Subito dopo aver collocato lo  striscione, Luca Leonardi della Lega Giovani e la consigliera comunale del Carroccio Daniela Laffusa hanno postato su facebook un breve video nel quale spiegano il loro gesto: “Domani qui a Legnano ci sarà Ilaria Salis per parlare di scuola e di educazione e questo è il benvenuto che molti legnanesi per bene le vorrebbero dare”.
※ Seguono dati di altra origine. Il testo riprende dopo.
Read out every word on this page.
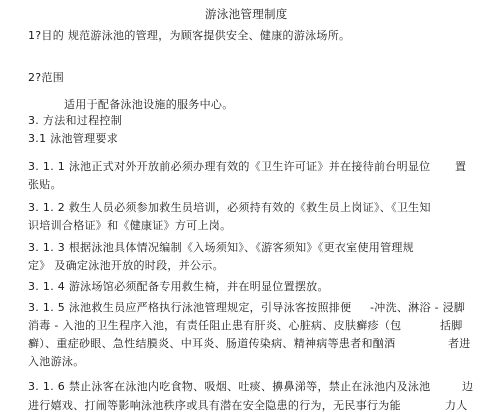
游泳池管理制度
1?目的 规范游泳池的管理，为顾客提供安全、健康的游泳场所。
2?范围
适用于配备泳池设施的服务中心。
3. 方法和过程控制
3.1 泳池管理要求
3. 1. 1 泳池正式对外开放前必须办理有效的《卫生许可证》并在接待前台明显位 置
张贴。
3. 1. 2 救生人员必须参加救生员培训，必须持有效的《救生员上岗证》、《卫生知
识培训合格证》和《健康证》方可上岗。
3. 1. 3 根据泳池具体情况编制《入场须知》、《游客须知》《更衣室使用管理规
定》 及确定泳池开放的时段，并公示。
3. 1. 4 游泳场馆必须配备专用救生椅，并在明显位置摆放。
3. 1. 5 泳池救生员应严格执行泳池管理规定，引导泳客按照排便 -冲洗、淋浴 - 浸脚
消毒 - 入池的卫生程序入池，有责任阻止患有肝炎、心脏病、皮肤癣疹（包	括脚
癣）、重症砂眼、急性结膜炎、中耳炎、肠道传染病、精神病等患者和酗酒	者进
入池游泳。
3. 1. 6 禁止泳客在泳池内吃食物、吸烟、吐痰、擤鼻涕等，禁止在泳池内及泳池	边
进行嬉戏、打闹等影响泳池秩序或具有潜在安全隐患的行为，无民事行为能	力人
Le parole della consigliera regionale Maira Cacucci

La partecipazione di Salis al convegno “La scuola che vogliamo” era già stata stigmatizzata nei giorni scorsi dalla consigliera regionale di Fratelli d’Italia (già assessore a Legnano) Maira Cacucci, che aveva sottolineato come come “il profilo pubblico e politico dell’eurodeputata sia stato negli anni associato, anche in Italia, ad ambienti antagonisti e a esperienze legate a manifestazioni radicali e a contesti di occupazioni abusive” e aveva dichiarato: “Sull’educazione servono esempi coerenti con il rispetto delle regole”.